One critical limitation of DARE-AF is the 3-month duration of the intervention. While this covers the “blanking period” where inflammation-driven recurrence is high, it may be too short to observe the long-term benefits of reverse structural remodeling. However, the lack of difference in left atrial diameter suggests that even early structural changes were not significantly influenced. Another consideration is the use of an open-label design; however, the primary endpoint (ECG patch burden) is an objective metric, minimizing the risk of observer bias.

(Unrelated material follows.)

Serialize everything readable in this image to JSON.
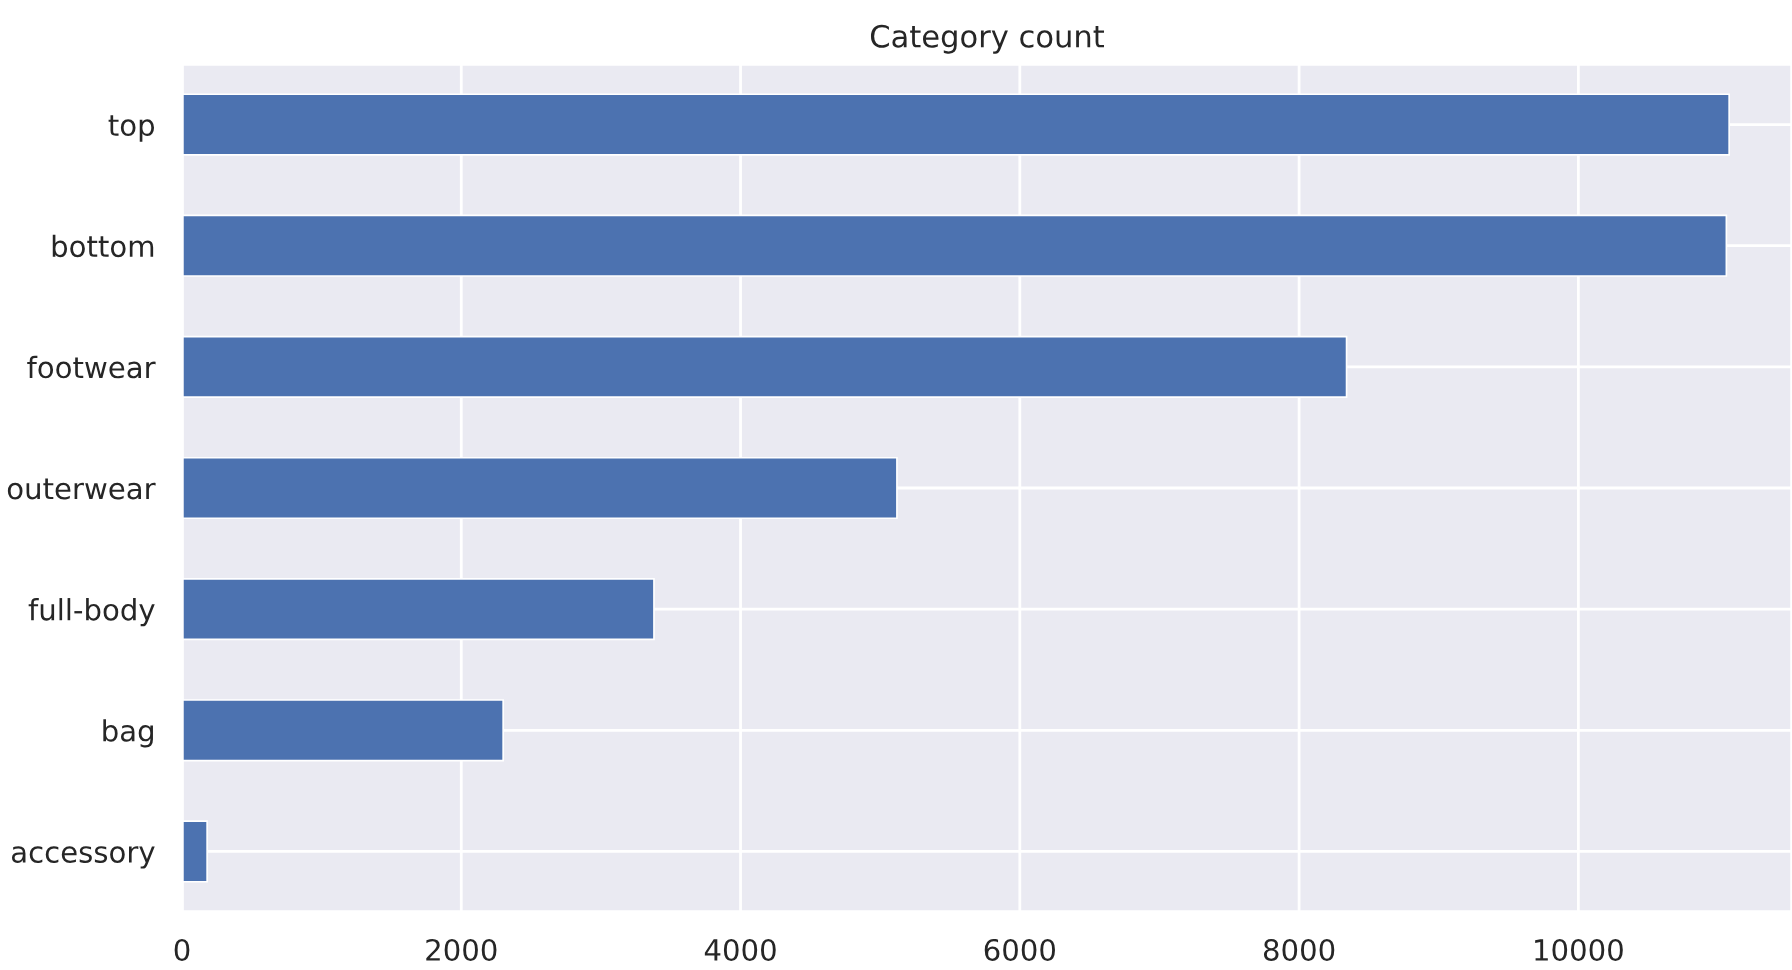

Clinicians should continue to prescribe SGLT2 inhibitors according to established guidelines for HF, DM, and CKD. However, DARE-AF suggests that initiating dapagliflozin solely to improve ablation outcomes in patients without those comorbidities is not currently supported by high-level evidence.
Conclusion
The DARE-AF trial concludes that short-term (3-month) treatment with dapagliflozin does not reduce AF burden or clinical recurrence after a first catheter ablation for persistent AF in patients without diabetes, heart failure, or CKD. These findings highlight the importance of patient selection when applying the pleiotropic benefits of SGLT2 inhibitors. Future research should perhaps focus on longer-term follow-up or investigate whether patients with subclinical metabolic syndrome—not yet meeting full diagnostic criteria for DM or HF—might still derive benefit from this therapeutic class in the context of rhythm control.
References
- Jiang C, et al. Dapagliflozin to Reduce Early Recurrence After Catheter Ablation for Atrial Fibrillation: The DARE-AF Randomized Clinical Trial. Circulation. 2026 Feb 3;153(5):297-306. PMID: 41206792.
- Heidenreich PA, et al. 2022 AHA/ACC/HFSA Guideline for the Management of Heart Failure. J Am Coll Cardiol. 2022;79(17):e263-e421. PMID: 35379503.
- Zannad F, et al. SGLT2 inhibitors in patients with heart failure with reduced ejection fraction: a meta-analysis of the EMPEROR-Reduced and DAPA-HF trials. Lancet. 2020;396(10254):819-829. PMID: 32861314.